One of the hazards of going for contracting interviews is that you often meet clients who have no idea what they are doing. So much for your preparation, some interviewers need to prepare themselves, and they often don't bother. In a hot sweaty room, they shuffle their paper work, stare at your CV, ask a series of yes and no questions, then rely on a hopeless technical test they put together five minutes before you arrived. It really is not uncommon.

In this situation, you have to show your professionalism and help. You must conduct the interview in a way that doesn't offend, tread on their toes, or seem unnatural, and the best way of doing this is to ask a series of open ended questions.

Yes, it's another sales technique. And it's a good one.

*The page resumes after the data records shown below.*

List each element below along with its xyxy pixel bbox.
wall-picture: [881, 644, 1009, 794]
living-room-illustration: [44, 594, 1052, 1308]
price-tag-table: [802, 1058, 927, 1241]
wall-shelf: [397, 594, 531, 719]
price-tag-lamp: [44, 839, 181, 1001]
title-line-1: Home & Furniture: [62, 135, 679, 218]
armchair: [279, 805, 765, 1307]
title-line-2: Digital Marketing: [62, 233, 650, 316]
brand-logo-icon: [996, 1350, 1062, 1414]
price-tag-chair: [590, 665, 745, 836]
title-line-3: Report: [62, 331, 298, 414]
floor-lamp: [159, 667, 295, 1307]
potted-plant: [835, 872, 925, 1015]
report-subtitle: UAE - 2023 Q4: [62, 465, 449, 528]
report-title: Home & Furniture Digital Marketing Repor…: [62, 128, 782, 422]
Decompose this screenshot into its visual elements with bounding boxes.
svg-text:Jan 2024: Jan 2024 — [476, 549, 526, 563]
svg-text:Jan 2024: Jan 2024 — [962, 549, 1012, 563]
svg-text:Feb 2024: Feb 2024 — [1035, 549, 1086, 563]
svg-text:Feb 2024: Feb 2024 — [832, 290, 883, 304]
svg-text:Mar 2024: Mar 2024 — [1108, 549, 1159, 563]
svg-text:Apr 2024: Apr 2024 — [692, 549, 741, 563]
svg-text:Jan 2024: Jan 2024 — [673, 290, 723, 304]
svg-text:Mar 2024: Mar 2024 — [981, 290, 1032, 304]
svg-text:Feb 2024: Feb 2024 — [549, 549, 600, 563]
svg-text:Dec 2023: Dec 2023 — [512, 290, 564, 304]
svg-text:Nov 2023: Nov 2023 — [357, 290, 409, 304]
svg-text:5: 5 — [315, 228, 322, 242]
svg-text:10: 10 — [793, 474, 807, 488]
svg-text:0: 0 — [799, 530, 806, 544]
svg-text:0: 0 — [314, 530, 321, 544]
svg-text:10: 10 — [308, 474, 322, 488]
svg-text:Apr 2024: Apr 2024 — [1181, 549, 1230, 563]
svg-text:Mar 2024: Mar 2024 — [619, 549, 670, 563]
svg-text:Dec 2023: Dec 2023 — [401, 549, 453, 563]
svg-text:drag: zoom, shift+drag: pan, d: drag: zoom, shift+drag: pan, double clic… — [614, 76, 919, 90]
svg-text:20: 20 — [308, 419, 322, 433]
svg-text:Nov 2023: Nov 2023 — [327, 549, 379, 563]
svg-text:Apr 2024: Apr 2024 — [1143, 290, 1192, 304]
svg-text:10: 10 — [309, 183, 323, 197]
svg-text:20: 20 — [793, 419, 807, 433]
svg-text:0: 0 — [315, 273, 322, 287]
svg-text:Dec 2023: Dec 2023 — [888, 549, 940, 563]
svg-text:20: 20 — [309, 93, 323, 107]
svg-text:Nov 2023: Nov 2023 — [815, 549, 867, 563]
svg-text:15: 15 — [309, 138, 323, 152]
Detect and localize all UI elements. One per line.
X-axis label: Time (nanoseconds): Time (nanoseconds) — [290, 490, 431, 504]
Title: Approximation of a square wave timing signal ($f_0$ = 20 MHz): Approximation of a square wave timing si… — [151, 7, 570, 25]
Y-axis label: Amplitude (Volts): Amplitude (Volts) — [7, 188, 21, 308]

An open question is one that does not have a yes or no answer. Typically, they begin with:

  • How
  • Why
  • What
  • When
  • Who

What skills will your ideal candidate have? How is the project organised? Why do you think xWidget is appropriate for you project? What questions would you like to ask me?

Ask open questions

The real beauty of these open questions is that while answering the interviewer will gain confidence and begin to think straight. They will be flattered that you are taking an interest in them and listening to the answers. If you can neatly take control in this situation you will have a distinct advantage over others going for the same role.

You should always have a list of open questions ready in any case. They show you are interested in the role and the company, and give the impression you are taking the interview seriously.